Andréanne Larouche, députée de Shefford.
Andréanne Larouche, députée de Shefford.

Andréanne Larouche se prépare déjà pour l’après-crise

Billie-Anne Leduc
Billie-Anne Leduc
La Voix de l'Est
Alors que débute graduellement le déconfinement au Québec, la députée fédérale de Shefford, Andréanne Larouche, se prépare à l’après-crise. Dès la semaine prochaine, Mme Larouche lancera d’ailleurs une série de consultations virtuelles avec ses collègues porte-paroles et les élus des municipalités de sa circonscription.

«La semaine prochaine, j’invite les maires et les directeurs généraux des municipalités de Shefford, en compagnie de mon collègue Xavier Barsalou-Duval, porte-parole en matière d’Infrastructures, à échanger sur leurs besoins dans ce domaine dans une perspective de sortie de crise et de relance économique. Il faudra voir comment les programmes fédéraux pourront s’adapter à leurs nouvelles réalités», indique la députée du Bloc québécois.

Parallèlement à ces consultations, Andréanne Larouche participera, la semaine prochaine, à une rencontre avec des groupes d’aînés de la région du Saguenay-Lac-Saint-Jean pour échanger avec eux sur les enjeux qui les touchent, répondant ainsi à l’invitation de ses collègues, Alexis Brunelle-Duceppe, député de Lac-Saint-Jean, et Mario Simard, député de Jonquière.

En mode solutions

Depuis le début de la crise, la députée du Bloc québécois a beaucoup travaillé sur des dossiers de rapatriement de citoyens de la région, et a entre autres géré des urgences liées aux effets sanitaires et économiques dus au confinement. De plus, elle a participé à différentes rencontres avec des élus de la Montégérie, de la Haute-Yamaska et de l’Estrie, et a pris connaissance des préoccupations des trois MRC sur son territoire.

«Beaucoup de questions demeurent concernant l’après-crise de la part des élus. Ensemble, je veux qu’on trouve des solutions, qu’on amène des idées, le plus tôt possible. C’est notre rôle.»

D’ailleurs, Mme Larouche réfléchit à des moyens de garder le contact avec la population, puisqu’elle ne peut plus effectuer de tournée des élus, ni de rencontres physiques de groupes culturels et communautaires. C’est une grande partie de son rôle qui est donc à revoir. Pour l’instant, un contact physique entre les citoyens et elle n’est pas possible, ainsi elle mise sur les consultations virtuelles.

Industrie culturelle et touristique

La députée de Shefford est consciente que beaucoup d’inquiétude perdure dans la région concernant l’industrie touristique et culturelle. «Shefford est un gros joueur de l’industrie touristique, reconnaît Mme Larouche. Comme on n’a pas d’échéancier pour eux ni de programme économique spécifique, c’est plus difficile.»

Andréanne Larouche s’inquiète des retards qui se font sentir dans le déploiement des moyens qui seront mis à la disposition du milieu communautaire et culturel pour relancer la communauté et ses organismes.

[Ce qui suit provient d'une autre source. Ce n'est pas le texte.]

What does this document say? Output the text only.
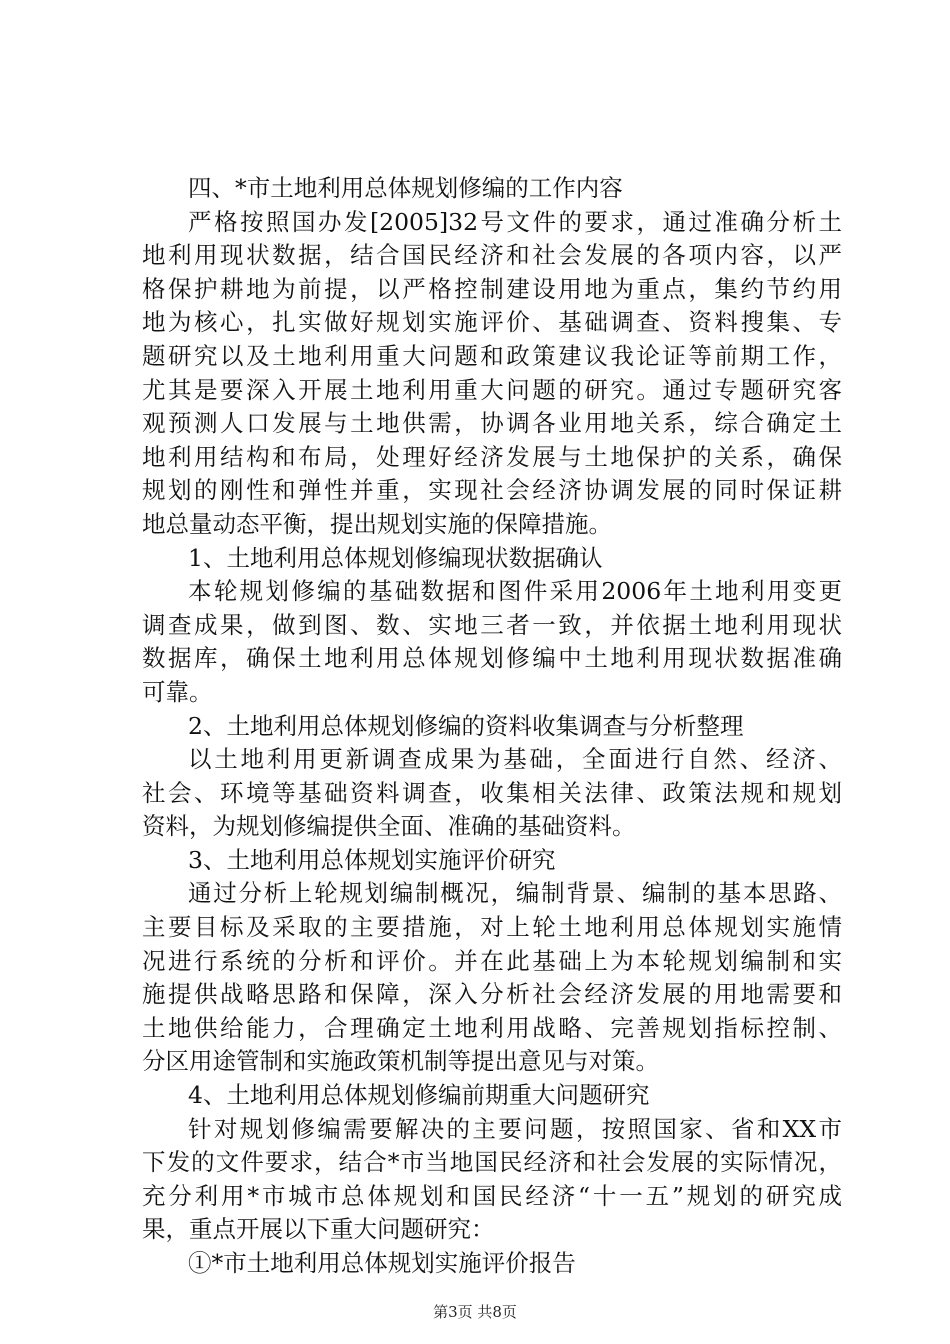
四、*市土地利用总体规划修编的工作内容
严格按照国办发[2005]32号文件的要求，通过准确分析土
地利用现状数据，结合国民经济和社会发展的各项内容，以严
格保护耕地为前提，以严格控制建设用地为重点，集约节约用
地为核心，扎实做好规划实施评价、基础调查、资料搜集、专
题研究以及土地利用重大问题和政策建议我论证等前期工作，
尤其是要深入开展土地利用重大问题的研究。通过专题研究客
观预测人口发展与土地供需，协调各业用地关系，综合确定土
地利用结构和布局，处理好经济发展与土地保护的关系，确保
规划的刚性和弹性并重，实现社会经济协调发展的同时保证耕
地总量动态平衡，提出规划实施的保障措施。
1、土地利用总体规划修编现状数据确认
本轮规划修编的基础数据和图件采用2006年土地利用变更
调查成果，做到图、数、实地三者一致，并依据土地利用现状
数据库，确保土地利用总体规划修编中土地利用现状数据准确
可靠。
2、土地利用总体规划修编的资料收集调查与分析整理
以土地利用更新调查成果为基础，全面进行自然、经济、
社会、环境等基础资料调查，收集相关法律、政策法规和规划
资料，为规划修编提供全面、准确的基础资料。
3、土地利用总体规划实施评价研究
通过分析上轮规划编制概况，编制背景、编制的基本思路、
主要目标及采取的主要措施，对上轮土地利用总体规划实施情
况进行系统的分析和评价。并在此基础上为本轮规划编制和实
施提供战略思路和保障，深入分析社会经济发展的用地需要和
土地供给能力，合理确定土地利用战略、完善规划指标控制、
分区用途管制和实施政策机制等提出意见与对策。
4、土地利用总体规划修编前期重大问题研究
针对规划修编需要解决的主要问题，按照国家、省和XX市
下发的文件要求，结合*市当地国民经济和社会发展的实际情况，
充分利用*市城市总体规划和国民经济“十一五”规划的研究成
果，重点开展以下重大问题研究：
①*市土地利用总体规划实施评价报告
第3页 共8页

«Après avoir déployé des mesures d’urgence pour les individus et les entreprises, il est grandement temps de s’attarder davantage à celles qui attendent encore de l’aide concrète et aux organismes qui seront toujours des acteurs importants dans notre quotidien après la pandémie, alors que les besoins continueront de croître.»

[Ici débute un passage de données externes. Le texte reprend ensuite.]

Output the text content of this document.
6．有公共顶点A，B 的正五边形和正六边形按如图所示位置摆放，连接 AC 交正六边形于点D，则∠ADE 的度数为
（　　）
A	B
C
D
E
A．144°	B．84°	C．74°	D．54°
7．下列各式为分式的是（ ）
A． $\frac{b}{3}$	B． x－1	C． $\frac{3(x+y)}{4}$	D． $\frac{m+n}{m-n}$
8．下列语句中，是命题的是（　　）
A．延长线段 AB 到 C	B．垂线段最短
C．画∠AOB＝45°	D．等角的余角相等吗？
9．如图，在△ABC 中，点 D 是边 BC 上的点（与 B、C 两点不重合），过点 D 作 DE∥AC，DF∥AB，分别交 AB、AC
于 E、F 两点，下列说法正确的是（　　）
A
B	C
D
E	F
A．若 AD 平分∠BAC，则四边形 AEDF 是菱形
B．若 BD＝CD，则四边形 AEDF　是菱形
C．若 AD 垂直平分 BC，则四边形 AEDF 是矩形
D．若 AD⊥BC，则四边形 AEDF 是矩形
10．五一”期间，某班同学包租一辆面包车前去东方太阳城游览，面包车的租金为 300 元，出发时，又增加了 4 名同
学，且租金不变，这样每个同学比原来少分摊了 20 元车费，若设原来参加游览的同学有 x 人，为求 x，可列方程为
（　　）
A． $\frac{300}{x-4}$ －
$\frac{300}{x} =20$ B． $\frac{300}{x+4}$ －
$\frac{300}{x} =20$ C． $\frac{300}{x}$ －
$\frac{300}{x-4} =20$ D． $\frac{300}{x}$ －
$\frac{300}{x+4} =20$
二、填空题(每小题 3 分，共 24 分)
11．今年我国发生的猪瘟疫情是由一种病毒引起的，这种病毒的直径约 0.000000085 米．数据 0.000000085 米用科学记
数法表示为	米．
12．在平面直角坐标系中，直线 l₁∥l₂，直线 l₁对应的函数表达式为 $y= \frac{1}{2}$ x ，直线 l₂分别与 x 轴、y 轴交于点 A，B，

Andréanne Larouche assure qu’elle et son équipe seront là pour répondre aux questions, pour soutenir et guider la population dans l’après-crise.

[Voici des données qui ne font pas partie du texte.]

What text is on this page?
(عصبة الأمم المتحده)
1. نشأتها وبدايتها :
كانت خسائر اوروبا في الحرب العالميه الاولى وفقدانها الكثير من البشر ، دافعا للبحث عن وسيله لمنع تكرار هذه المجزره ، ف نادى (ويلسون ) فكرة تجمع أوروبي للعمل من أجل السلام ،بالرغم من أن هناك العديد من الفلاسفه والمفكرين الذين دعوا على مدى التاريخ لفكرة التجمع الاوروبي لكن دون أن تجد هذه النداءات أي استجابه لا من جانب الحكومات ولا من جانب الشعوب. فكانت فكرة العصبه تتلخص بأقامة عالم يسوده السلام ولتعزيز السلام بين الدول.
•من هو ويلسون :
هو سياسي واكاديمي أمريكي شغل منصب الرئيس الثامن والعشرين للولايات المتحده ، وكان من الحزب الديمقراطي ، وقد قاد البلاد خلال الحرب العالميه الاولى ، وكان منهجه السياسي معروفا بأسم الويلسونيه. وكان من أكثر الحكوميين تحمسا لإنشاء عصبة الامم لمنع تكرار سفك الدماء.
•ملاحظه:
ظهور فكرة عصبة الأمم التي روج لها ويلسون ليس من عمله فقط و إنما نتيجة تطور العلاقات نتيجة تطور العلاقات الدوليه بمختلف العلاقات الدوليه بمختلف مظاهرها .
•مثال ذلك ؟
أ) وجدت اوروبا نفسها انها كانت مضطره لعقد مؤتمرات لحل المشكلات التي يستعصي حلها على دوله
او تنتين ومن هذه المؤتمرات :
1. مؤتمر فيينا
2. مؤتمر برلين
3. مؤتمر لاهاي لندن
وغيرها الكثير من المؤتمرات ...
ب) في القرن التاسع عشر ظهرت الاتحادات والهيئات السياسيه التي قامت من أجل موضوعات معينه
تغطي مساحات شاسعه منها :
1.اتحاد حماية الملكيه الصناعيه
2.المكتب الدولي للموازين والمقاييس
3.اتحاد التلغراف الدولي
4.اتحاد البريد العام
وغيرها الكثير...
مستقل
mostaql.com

La députée espère tenir des rencontres, notamment avec ses homologues en matière de logements sociaux, de culture, de tourisme, de communication, d’agriculture et d’environnement, afin d’envisager la reprise de leurs activités de manière efficace et de déployer les ressources nécessaires afin d’aider le plus grand nombre de personnes vulnérables dans le besoin.